Hasty Briefsbeta

  • #AMD GPUs
  • #AI Performance
  • #HipKittens
  • HipKittens is an opinionated collection of programming primitives designed to help developers unlock the performance of AMD GPUs for AI workflows.
  • AMD MI355X GPUs feature 256 compute units (CUs) with unique characteristics compared to NVIDIA GPUs, such as a larger register file and smaller matrix core instructions.
  • Key differences include AMD's lack of asynchronous matrix multiplication instructions, register reallocation, and tensor memory acceleration compared to NVIDIA.

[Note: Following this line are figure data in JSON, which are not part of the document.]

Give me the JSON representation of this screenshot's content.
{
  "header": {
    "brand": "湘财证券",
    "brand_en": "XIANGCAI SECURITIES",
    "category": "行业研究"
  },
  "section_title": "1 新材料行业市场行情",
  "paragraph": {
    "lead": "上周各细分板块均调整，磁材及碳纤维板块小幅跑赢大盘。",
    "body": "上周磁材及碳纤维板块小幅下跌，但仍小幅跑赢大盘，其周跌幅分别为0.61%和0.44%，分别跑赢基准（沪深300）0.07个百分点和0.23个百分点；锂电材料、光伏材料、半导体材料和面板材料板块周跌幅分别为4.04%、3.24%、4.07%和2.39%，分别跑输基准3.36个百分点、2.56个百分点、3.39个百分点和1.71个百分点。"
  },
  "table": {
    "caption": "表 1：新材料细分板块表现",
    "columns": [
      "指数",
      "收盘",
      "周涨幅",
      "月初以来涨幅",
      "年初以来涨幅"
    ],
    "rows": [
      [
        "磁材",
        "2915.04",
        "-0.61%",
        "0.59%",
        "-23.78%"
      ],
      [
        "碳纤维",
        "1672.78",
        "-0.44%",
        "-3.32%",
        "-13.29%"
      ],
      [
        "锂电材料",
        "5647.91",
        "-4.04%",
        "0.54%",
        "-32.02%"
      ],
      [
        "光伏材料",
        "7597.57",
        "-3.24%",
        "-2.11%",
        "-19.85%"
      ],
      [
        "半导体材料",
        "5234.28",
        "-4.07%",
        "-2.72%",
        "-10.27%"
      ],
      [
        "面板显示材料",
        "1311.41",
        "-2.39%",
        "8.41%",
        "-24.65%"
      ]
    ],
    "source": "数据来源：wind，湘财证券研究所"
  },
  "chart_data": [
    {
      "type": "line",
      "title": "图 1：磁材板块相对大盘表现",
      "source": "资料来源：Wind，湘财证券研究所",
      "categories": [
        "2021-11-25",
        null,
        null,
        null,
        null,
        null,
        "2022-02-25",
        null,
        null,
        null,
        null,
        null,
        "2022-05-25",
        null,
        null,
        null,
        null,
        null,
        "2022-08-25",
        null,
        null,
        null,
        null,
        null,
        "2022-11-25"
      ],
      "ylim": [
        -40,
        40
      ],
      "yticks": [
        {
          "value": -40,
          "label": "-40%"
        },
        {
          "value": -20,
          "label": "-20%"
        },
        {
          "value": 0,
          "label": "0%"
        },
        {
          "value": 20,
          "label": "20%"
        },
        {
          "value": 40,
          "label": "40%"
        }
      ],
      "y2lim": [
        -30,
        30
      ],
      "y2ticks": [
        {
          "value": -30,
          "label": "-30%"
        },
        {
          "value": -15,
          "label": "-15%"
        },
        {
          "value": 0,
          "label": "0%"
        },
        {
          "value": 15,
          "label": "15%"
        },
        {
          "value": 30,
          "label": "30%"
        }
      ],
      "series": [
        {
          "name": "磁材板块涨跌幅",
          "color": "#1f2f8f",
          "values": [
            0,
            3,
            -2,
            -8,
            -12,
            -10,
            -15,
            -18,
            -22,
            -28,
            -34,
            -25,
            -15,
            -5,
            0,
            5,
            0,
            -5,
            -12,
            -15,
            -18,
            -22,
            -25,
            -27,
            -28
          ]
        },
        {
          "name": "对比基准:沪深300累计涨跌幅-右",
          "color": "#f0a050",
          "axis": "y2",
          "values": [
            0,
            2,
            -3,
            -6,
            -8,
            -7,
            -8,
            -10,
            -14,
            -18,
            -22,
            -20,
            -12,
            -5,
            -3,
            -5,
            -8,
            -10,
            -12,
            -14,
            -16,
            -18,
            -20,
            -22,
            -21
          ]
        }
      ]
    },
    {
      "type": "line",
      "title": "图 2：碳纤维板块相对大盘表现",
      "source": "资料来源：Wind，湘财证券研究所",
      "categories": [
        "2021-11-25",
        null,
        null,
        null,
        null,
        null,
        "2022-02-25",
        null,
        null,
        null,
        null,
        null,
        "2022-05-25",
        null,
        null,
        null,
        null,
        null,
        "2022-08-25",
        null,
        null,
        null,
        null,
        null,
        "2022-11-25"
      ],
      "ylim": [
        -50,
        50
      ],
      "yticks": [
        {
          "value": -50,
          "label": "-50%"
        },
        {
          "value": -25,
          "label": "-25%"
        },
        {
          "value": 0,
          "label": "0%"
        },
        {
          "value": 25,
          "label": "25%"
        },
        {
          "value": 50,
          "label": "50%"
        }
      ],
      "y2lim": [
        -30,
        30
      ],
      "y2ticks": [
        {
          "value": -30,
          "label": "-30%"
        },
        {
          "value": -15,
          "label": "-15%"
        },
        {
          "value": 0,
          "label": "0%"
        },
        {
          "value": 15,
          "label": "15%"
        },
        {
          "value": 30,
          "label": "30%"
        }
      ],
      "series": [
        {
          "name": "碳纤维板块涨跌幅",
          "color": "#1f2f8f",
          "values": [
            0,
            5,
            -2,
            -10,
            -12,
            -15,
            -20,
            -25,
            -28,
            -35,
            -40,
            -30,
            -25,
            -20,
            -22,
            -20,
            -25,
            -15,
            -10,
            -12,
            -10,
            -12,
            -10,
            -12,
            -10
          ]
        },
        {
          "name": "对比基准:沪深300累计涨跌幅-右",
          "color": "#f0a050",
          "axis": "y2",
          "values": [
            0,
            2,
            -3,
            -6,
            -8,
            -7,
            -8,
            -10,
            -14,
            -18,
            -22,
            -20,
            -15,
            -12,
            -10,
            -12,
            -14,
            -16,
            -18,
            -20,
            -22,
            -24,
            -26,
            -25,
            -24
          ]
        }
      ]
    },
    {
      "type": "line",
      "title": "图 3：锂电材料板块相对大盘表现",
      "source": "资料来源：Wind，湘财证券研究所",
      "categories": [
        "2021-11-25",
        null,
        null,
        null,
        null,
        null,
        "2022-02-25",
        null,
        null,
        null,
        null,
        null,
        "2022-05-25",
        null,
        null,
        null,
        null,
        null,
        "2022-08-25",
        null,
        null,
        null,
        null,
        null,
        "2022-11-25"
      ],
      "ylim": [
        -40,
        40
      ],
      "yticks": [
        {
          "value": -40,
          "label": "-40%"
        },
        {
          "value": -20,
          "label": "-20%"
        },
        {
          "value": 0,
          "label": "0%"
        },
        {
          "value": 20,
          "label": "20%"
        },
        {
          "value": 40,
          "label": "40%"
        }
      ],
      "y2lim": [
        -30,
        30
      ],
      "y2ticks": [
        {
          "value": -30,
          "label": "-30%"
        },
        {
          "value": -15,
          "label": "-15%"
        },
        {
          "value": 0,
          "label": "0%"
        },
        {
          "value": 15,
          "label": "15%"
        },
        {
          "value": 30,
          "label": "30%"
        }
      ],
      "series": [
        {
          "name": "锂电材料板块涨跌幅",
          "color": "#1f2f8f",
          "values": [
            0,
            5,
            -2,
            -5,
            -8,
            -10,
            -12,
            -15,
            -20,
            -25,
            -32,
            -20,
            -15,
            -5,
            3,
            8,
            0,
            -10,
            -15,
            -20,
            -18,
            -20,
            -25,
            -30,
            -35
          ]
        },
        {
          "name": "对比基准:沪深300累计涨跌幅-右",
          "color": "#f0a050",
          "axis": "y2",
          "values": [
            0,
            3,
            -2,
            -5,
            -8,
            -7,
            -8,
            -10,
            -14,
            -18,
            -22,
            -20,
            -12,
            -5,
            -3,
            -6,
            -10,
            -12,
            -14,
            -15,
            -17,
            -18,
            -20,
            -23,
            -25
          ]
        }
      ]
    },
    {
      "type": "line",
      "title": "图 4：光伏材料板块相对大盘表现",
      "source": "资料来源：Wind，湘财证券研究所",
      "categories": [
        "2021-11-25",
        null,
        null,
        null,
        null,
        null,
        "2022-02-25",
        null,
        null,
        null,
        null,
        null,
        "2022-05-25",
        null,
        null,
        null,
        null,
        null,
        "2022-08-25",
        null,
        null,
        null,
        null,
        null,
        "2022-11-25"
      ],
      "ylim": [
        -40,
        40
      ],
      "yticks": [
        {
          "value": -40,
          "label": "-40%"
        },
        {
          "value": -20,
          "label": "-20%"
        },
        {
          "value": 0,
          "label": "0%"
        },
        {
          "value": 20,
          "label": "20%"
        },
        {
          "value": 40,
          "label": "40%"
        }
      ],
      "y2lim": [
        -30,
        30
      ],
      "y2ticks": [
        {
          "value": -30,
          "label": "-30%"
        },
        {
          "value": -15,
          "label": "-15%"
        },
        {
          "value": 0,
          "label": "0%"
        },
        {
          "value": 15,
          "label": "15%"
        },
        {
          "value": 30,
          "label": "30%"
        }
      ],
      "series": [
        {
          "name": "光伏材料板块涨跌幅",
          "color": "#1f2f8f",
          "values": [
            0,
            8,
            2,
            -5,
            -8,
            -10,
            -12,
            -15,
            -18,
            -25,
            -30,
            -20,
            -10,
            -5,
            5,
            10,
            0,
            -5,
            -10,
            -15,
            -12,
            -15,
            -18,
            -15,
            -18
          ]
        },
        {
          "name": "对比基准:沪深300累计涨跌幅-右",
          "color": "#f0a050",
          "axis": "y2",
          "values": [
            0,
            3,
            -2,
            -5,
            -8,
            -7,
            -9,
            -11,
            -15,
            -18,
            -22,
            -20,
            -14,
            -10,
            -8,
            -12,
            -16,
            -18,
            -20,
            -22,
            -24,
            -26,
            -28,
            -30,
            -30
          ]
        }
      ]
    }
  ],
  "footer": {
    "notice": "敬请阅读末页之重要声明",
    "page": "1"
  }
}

  • HipKittens introduces optimized memory access patterns, including explicit register scheduling and swizzle patterns tailored for AMD's unique layouts.
  • Two scheduling patterns are highlighted for AMD GPUs: 8-wave ping-pong and 4-wave interleave, which trade off programmability and performance.
  • AMD's chiplet architecture requires chiplet-aware scheduling to optimize cache reuse across processors, addressing NUMA effects at the cache level.
  • HipKittens achieves competitive performance on AMD CDNA3 and CDNA4, with kernels outperforming AMD baselines and competing with NVIDIA's Blackwell kernels.
  • The project emphasizes the need for diverse, open hardware in AI to realize its full potential, advocating for broader accessibility of AMD GPUs.